16. Video content creation
Best for: Creators comfortable being on camera who enjoy production and audience engagement.
These days, another popular way people aim to make passive income is through social media content creation. If you meet certain requirements, companies like YouTube and TikTok may pay you for simply posting on their platforms.
If you gain a following on social media, that also opens the door for sponsored content, in which a company will pay you a fee to post about their product.
You may, however, find that creating content is not as hands-off as you might expect; there's always pressure to create more content or update what you have to keep it viable.
Creating online content, like most forms of passive income, can have a wide range of payouts. For social media content creators, it's estimated that "nano-influencers," people with 1,000 to 10,000 followers, may charge anywhere from $5 to $25 for a single TikTok sponsorship, according to Influencer Marketing Hub.
"Mega-influencers," those with 1 million or more followers, on the other hand, may charge more than $2,500 for a sponsored TikTok post. These rates increase for sponsored content on Instagram or YouTube.

Video content creation at a glance
Effort: High. Planning, filming, editing and staying relevant require regular work. Requires consistent publishing, SEO or audience growth.

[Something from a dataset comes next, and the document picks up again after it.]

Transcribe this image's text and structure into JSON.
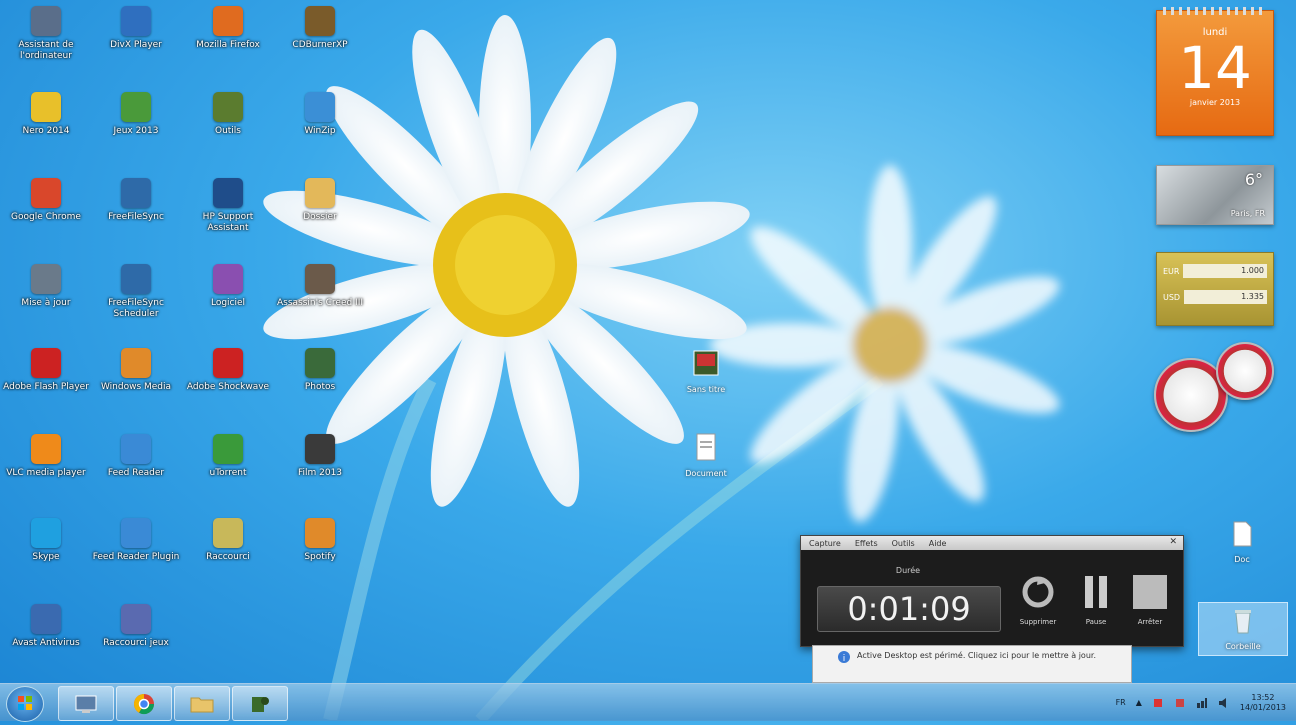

Return potential: Highly variable. Income can come from platform payouts, sponsorships and licensing, with top creators earning significantly more than average. Can range from a few dollars a month to full-time income through ads, subscriptions or affiliate links.
A final word
Saving money doesn't technically create passive income, but one of the best ways to "make" money is to not spend the money you have — and unlike other passive income ideas, doing so doesn't require an initial investment. Here are a few easy ways to save money:
Track your spending. Knowing where your money is actually going is crucial to cutting back. If you track your spending over the course of a month — either manually or with a budgeting app — you'll likely find small, mindless expenses add up to big savings if you can wipe them out.
Reduce your electric bill. Lowering your electricity bill isn't just about turning off the lights. Doing an energy audit can highlight other ways to cut costs, and some community organizations or local governments offer this for free (or with the cost heavily subsidized).
Cancel unnecessary subscriptions. According to a June 2025 CNET survey, U.S. adults spend around $90 per month on subscription services. Schedule regular audits to make sure you're actually using everything you're paying for.